Professor Mary-Louise McLaws explains that WHO Advisory reiterates what they’ve stated previously about front-line healthcare workers needing the masks the most.
“There is good evidence that wearing a medical mask is beneficial when you are a healthcare professional and in close contact with people who have COVID-19. However, there is no evidence that healthy people wearing masks out in the community generally are protected from COVID-19.”

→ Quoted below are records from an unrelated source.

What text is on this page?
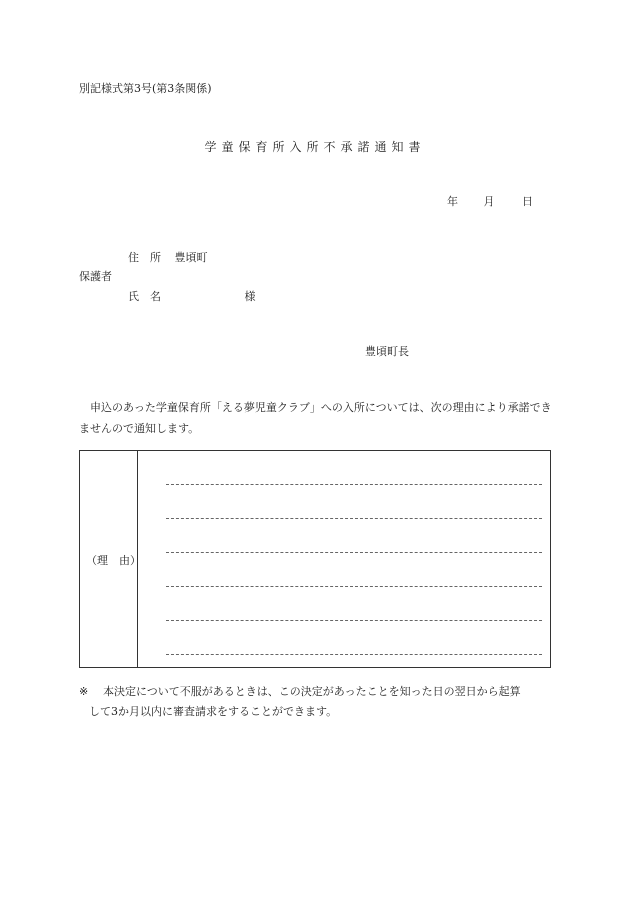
別記様式第3号(第3条関係)
学童保育所入所不承諾通知書
年 月	日
住　所 豊頃町
保護者
氏　名	様
豊頃町長
申込のあった学童保育所「える夢児童クラブ」への入所については、次の理由により承諾できませんので通知します。
（理　由）
※ 本決定について不服があるときは、この決定があったことを知った日の翌日から起算
して3か月以内に審査請求をすることができます。
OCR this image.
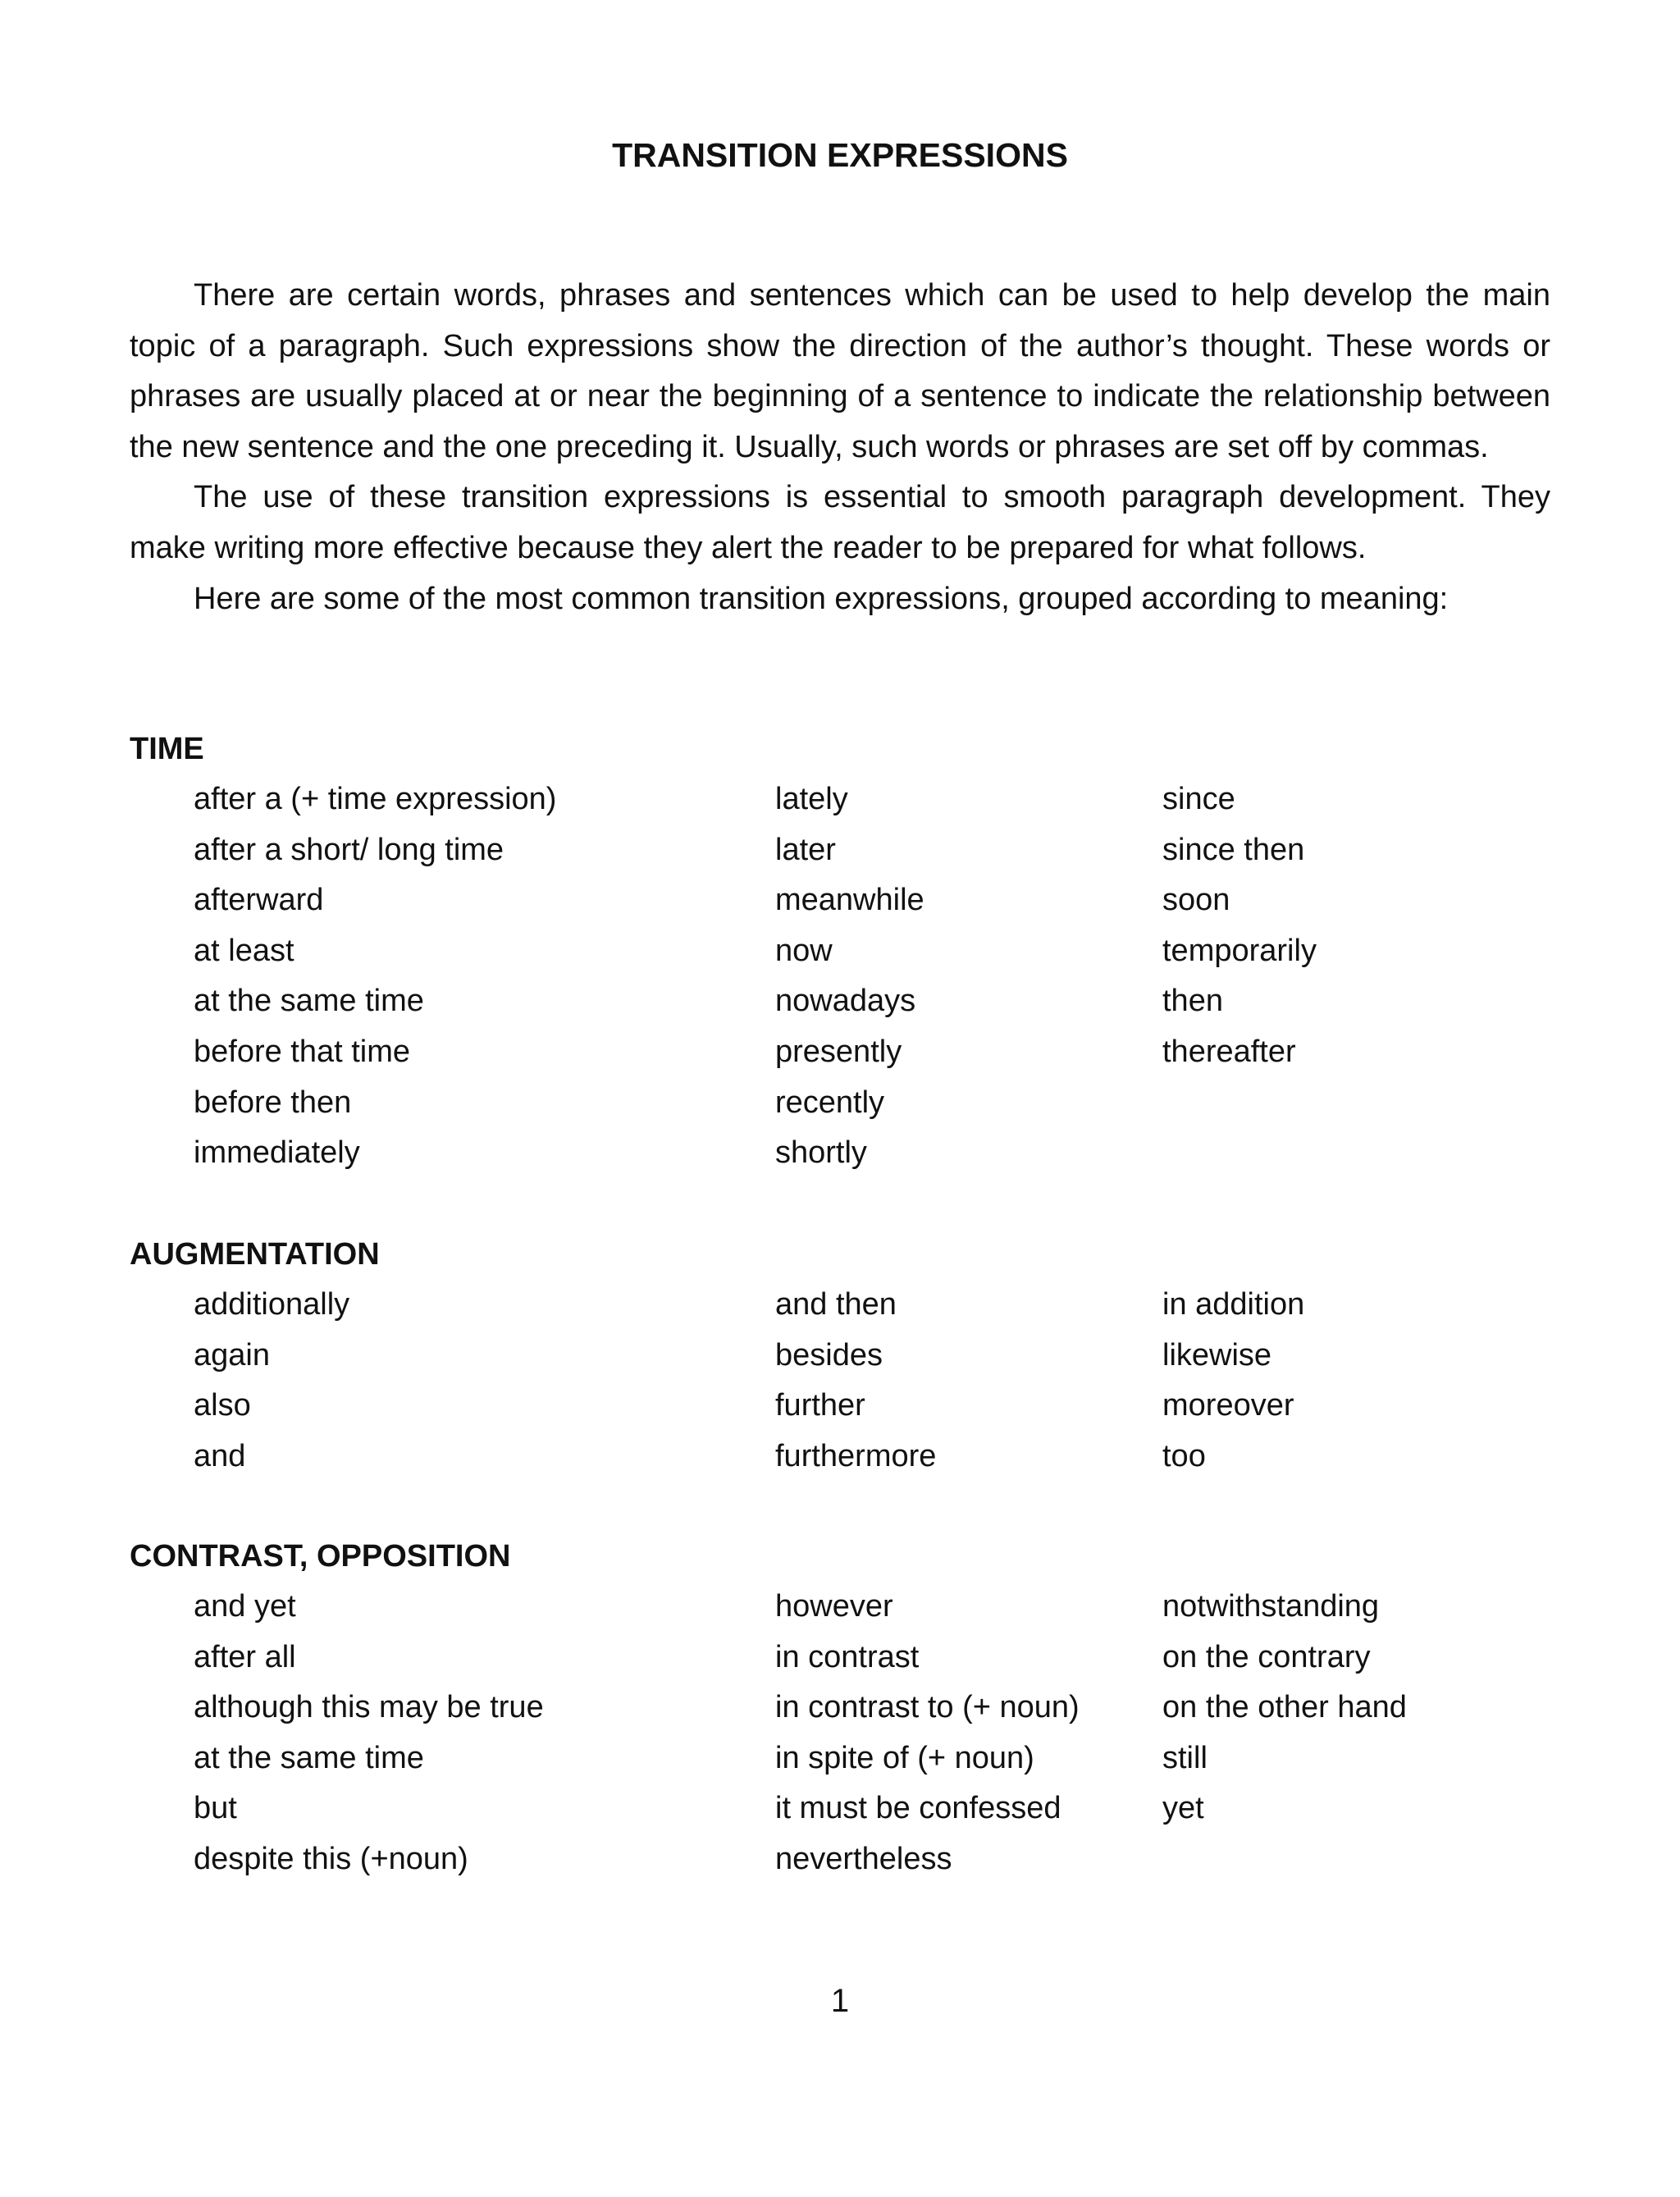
TRANSITION EXPRESSIONS

There are certain words, phrases and sentences which can be used to help develop the main topic of a paragraph. Such expressions show the direction of the author’s thought. These words or phrases are usually placed at or near the beginning of a sentence to indicate the relationship between the new sentence and the one preceding it. Usually, such words or phrases are set off by commas.

The use of these transition expressions is essential to smooth paragraph development. They make writing more effective because they alert the reader to be prepared for what follows.

Here are some of the most common transition expressions, grouped according to meaning:

TIME
after a (+ time expression)
after a short/ long time
afterward
at least
at the same time
before that time
before then
immediately
lately
later
meanwhile
now
nowadays
presently
recently
shortly
since
since then
soon
temporarily
then
thereafter
AUGMENTATION
additionally
again
also
and
and then
besides
further
furthermore
in addition
likewise
moreover
too
CONTRAST, OPPOSITION
and yet
after all
although this may be true
at the same time
but
despite this (+noun)
however
in contrast
in contrast to (+ noun)
in spite of (+ noun)
it must be confessed
nevertheless
notwithstanding
on the contrary
on the other hand
still
yet
1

Professor McLaws says that people cannot safely make their own masks. “The production of masks is complex, for example some masks are made up of polypropylene central layers that are charged to prevent penetration of particles and designed to fit the face to provide a seal to prevent small particles from entering the mask.”
“While a mask made out of cotton may provide a small amount of protection from droplets, it is incredibly important that this does not give people a false sense of security.”
With global shortages being reported, Professor McLaws says that the best option for increasing supply is the local production of masks.
Professor McLaws is a Professor Epidemiology of Hospital Infection and Infectious Diseases Control at the University of New South Wales and a member of the WHO Health Emergencies Program Experts Advisory Panel for Infection Prevention and Control Preparedness, Readiness and Response to COVID-19.